Dans son ouvrage « LTI. La langue du IIIe Reich », publié en 1947, Victor Klemperer, écrivain et philologue allemand (1881-1960), a minutieusement documenté la manière dont le régime nazi a détourné la langue allemande pour en faire un instrument de propagande et de domination. Cette analyse, menée à partir de relevés systématiques des expressions nouvelles imposées par le régime, demeure une référence essentielle pour comprendre le pouvoir des mots.
Une observation minutieuse de la novlangue nazie
Victor Klemperer, qui a survécu à la persécution nazie en raison de ses origines juives, a consigné dans son journal les transformations linguistiques imposées par le régime. Il a relevé des termes tels que « fanatisme » ou « total », utilisés de manière répétée pour ériger une idéologie en dogme.

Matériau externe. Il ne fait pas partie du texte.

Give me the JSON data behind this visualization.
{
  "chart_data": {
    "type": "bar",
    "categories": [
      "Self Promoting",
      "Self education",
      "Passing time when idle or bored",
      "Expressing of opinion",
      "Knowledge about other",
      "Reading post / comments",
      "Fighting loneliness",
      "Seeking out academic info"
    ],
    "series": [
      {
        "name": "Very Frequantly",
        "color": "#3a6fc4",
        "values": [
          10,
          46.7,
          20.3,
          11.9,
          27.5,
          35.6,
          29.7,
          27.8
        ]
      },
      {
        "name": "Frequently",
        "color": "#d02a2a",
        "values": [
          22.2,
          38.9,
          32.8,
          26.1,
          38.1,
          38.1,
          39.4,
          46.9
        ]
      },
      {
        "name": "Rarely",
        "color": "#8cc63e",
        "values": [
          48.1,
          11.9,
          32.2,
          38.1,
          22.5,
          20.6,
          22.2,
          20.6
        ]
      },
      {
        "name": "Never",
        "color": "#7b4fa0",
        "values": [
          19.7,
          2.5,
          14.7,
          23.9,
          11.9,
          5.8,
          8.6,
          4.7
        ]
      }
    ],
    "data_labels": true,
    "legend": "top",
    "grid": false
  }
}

Son travail, publié en 1947, montre comment la répétition et la déformation des mots ont servi à modeler les esprits et à banaliser l'inhumain.
L'auteur ne s'est pas contenté de noter les mots ; il a analysé leur fonction. Chaque expression relevée devient un symptôme de la perversion idéologique. Selon lui, la langue du IIIe Reich a transformé des concepts ordinaires en armes de destruction intellectuelle, préparant le terrain à l'acceptation des pires exactions.
Une leçon sur le pouvoir des mots
L'ouvrage de Klemperer dépasse le cadre historique. Il offre une grille de lecture pour déceler les mécanismes de manipulation linguistique dans les discours contemporains. En montrant comment un régime a pu instrumentaliser le vocabulaire pour asseoir son autorité, il invite à une vigilance permanente sur l'usage des mots.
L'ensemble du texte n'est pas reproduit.